Hello everyone,
This series implements the Permission Overlay Extension introduced in 2022
VMSA enhancements [1]. It is based on v6.6-rc3.
Changes since v1[2]:
# Added Kconfig option
# Added KVM support
# Move VM_PKEY* defines into arch/
# Add isb() for POR_EL0 context switch
# Added hwcap test, get-reg-list-test, signal frame handling test
ptrace support is missing, I will add that for v3.
The Permission Overlay Extension allows to constrain permissions on memory
regions.
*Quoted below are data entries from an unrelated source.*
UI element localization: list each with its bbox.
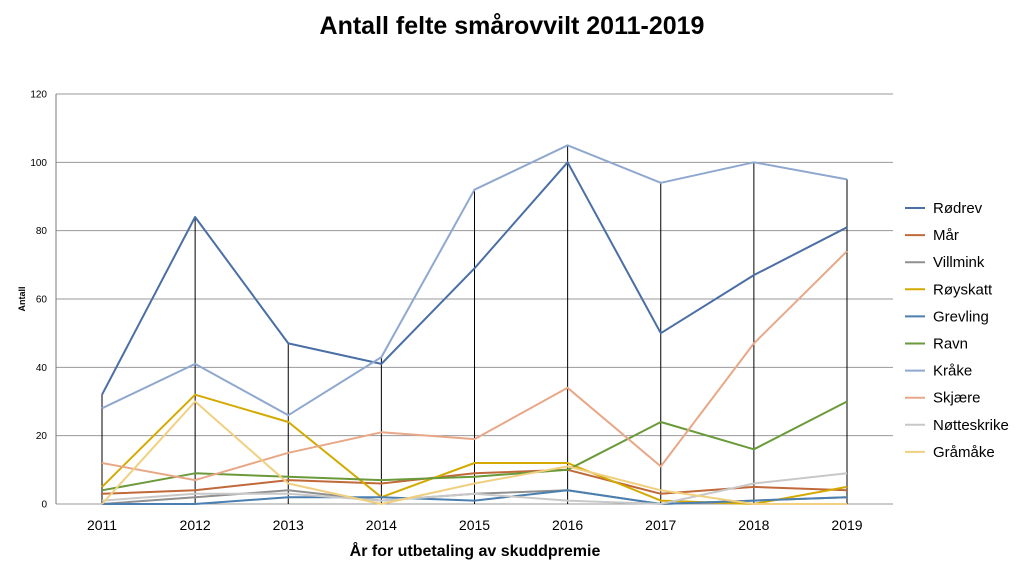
y-tick-label: 20	[36, 431, 48, 442]
chart-title: Antall felte smårovvilt 2011-2019	[319, 12, 705, 40]
x-tick-label: 2016	[552, 517, 583, 533]
x-tick-label: 2019	[831, 517, 862, 533]
y-tick-label: 120	[30, 90, 47, 101]
x-tick-label: 2012	[180, 517, 211, 533]
x-tick-label: 2013	[273, 517, 304, 533]
legend-label: Skjære	[933, 390, 981, 407]
x-tick-label: 2018	[738, 517, 769, 533]
y-tick-label: 80	[36, 226, 48, 237]
axes: 0 20 40 60 80 100 120 2011 2012 2013 2014 2015 2016 2…	[30, 90, 862, 534]
drop-lines	[101, 145, 848, 504]
legend-label: Kråke	[933, 363, 972, 380]
legend-label: Gråmåke	[933, 444, 995, 461]
series-line-4	[102, 489, 848, 505]
series-line-8	[101, 472, 848, 505]
y-tick-label: 60	[36, 295, 48, 306]
series-line-7	[101, 250, 848, 482]
series-line-9	[101, 400, 847, 505]
y-tick-label: 40	[36, 363, 48, 374]
legend-label: Rødrev	[933, 200, 983, 217]
legend: Rødrev Mår Villmink Røyskatt Grevling Ravn Krå…	[905, 200, 1009, 461]
legend-label: Nøtteskrike	[933, 417, 1009, 434]
y-tick-label: 100	[30, 158, 47, 169]
x-axis-title: År for utbetaling av skuddpremie	[350, 541, 601, 560]
y-axis-title: Antall	[17, 286, 27, 311]
legend-label: Grevling	[933, 308, 989, 325]
legend-label: Mår	[933, 227, 959, 244]
series-lines	[101, 144, 848, 505]
series-line-3	[101, 393, 848, 505]
legend-label: Villmink	[933, 254, 985, 271]
x-tick-label: 2011	[87, 517, 117, 533]
series-line-6	[101, 144, 848, 417]
x-tick-label: 2015	[459, 517, 490, 533]
legend-label: Ravn	[933, 336, 968, 353]
legend-label: Røyskatt	[933, 281, 993, 298]
series-line-5	[101, 400, 848, 492]
series-line-0	[101, 161, 848, 396]
x-tick-label: 2014	[366, 517, 397, 533]
series-line-1	[101, 468, 848, 495]
y-tick-label: 0	[41, 500, 47, 511]
x-tick-label: 2017	[645, 517, 676, 533]
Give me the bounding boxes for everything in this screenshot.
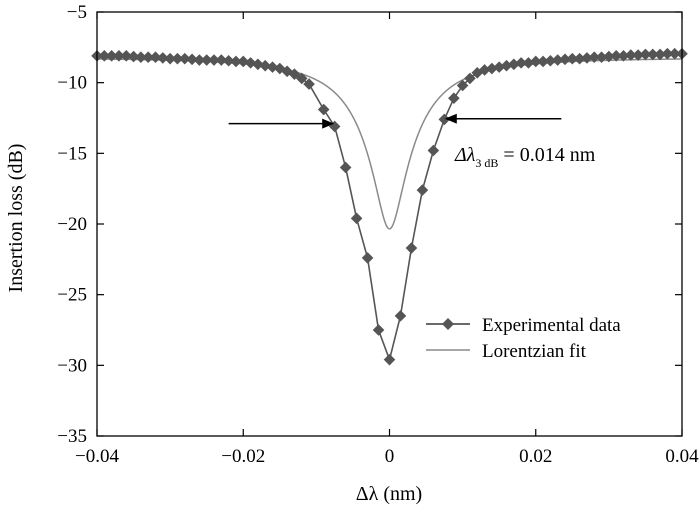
legend: Experimental data Lorentzian fit bbox=[426, 315, 621, 362]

This can be used from userspace (EL0) without a system call or TLB
invalidation.
POE is used to implement the Memory Protection Keys [3] Linux syscall.
The first few patches add the basic framework, then the PKEYS interface is
implemented, and then the selftests are made to work on arm64.
There was discussion about what the 'default' protection key value should be,
I used disallow-all (apart from pkey 0), which matches what x86 does.
I have tested the modified protection_keys test on x86_64 [5], but not PPC.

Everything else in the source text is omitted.